SLE is a systemic autoimmune disease with distinct immunological characteristics including defective T cell functions, especially concerning IL2 production and proliferation. Furthermore, B-cell hyperactivity is observed leading to the formation of several characteristic autoantibodies (ab), among them ab to the heterogenous nuclear ribonucleoprotein A2/B1 (hnRNP/RA33). These antibodies are known to occur in over 20% of SLE patients. In order to elucidate the role of T cells and their influence in antibody production in SLE, we studied proliferation of PBMC to purified hnRNP-A2/B1 in 34 SLE patients and 21 healthy controls. While the stimulation indices (SI) in the healthy control group ranged from 0.5 to 3.5 (mean SI: 1.5 ± 0.9), the proliferative response of PBMC of the patient group ranged from 0.7 to 17 with a mean SI of 4.8 ± 4.0 (only 6 of 34 patients had an SI<2; P < 0.00004). We then proceeded to draw RA33-specific T cell clones (TCC) by cultivation and limiting-dilution cloning of T cell lines.
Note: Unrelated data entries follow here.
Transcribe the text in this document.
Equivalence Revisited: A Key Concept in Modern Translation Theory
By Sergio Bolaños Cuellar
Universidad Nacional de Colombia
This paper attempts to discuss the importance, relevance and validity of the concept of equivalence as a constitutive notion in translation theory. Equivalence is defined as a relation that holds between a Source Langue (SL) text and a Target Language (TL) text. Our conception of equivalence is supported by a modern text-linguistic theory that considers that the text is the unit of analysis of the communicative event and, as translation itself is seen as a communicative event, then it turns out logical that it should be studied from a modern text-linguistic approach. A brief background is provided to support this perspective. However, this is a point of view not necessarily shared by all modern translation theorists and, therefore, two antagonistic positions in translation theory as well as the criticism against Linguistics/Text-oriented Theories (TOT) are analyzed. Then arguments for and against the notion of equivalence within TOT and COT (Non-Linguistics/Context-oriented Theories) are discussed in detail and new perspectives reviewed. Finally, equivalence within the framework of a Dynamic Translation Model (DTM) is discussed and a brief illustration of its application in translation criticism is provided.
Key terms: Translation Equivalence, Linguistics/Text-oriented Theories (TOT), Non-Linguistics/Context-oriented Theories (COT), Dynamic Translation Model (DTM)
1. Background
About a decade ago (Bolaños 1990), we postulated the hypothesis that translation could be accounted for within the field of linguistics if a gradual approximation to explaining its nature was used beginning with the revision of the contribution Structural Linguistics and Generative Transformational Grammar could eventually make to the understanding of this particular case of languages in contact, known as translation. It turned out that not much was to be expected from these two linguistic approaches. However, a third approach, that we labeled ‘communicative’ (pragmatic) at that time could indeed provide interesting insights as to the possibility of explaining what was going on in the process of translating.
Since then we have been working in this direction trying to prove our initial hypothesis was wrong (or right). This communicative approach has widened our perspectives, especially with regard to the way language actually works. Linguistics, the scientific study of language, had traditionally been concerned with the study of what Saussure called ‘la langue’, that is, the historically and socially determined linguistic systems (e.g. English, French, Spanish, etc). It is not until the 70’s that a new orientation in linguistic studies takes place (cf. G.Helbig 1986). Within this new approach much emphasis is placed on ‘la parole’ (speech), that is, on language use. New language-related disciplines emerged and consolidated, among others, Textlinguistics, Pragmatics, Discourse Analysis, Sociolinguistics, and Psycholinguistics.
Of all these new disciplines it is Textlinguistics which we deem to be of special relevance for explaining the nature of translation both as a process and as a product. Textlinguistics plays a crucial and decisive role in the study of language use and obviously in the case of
The generated 30 TCC derived from SLE patients and 19 TCC from healthy controls did not reveal a significant difference in SI and produced either more IFNγ than IL4 or none of these cytokines at all, suggesting that these TCC were of T1 or T0, but not T2 phenotype. Interestingly though, while only 11% of healthy control patients showed a CD4-/CD8+ subtype and 16% displayed a CD4+/CD8+ phenotype, 37% of TCC derived from SLE patients were CD4-/CD8+ (and 20 % expressed CD4 as well as CD8). Our data reveal that more than 80 % of SLE-patients have a significant T cell reactivity (SI ≥ 2) to the nuclear protein hnRNP-A2/B1 indicating that the antibody response might be T cell driven. Furthermore, almost 60% of TCC derived from SLE patients were CD8+, which supports the importance of these T cells in SLE. Further studies will have to elucidate the pathogenetic implications of these findings.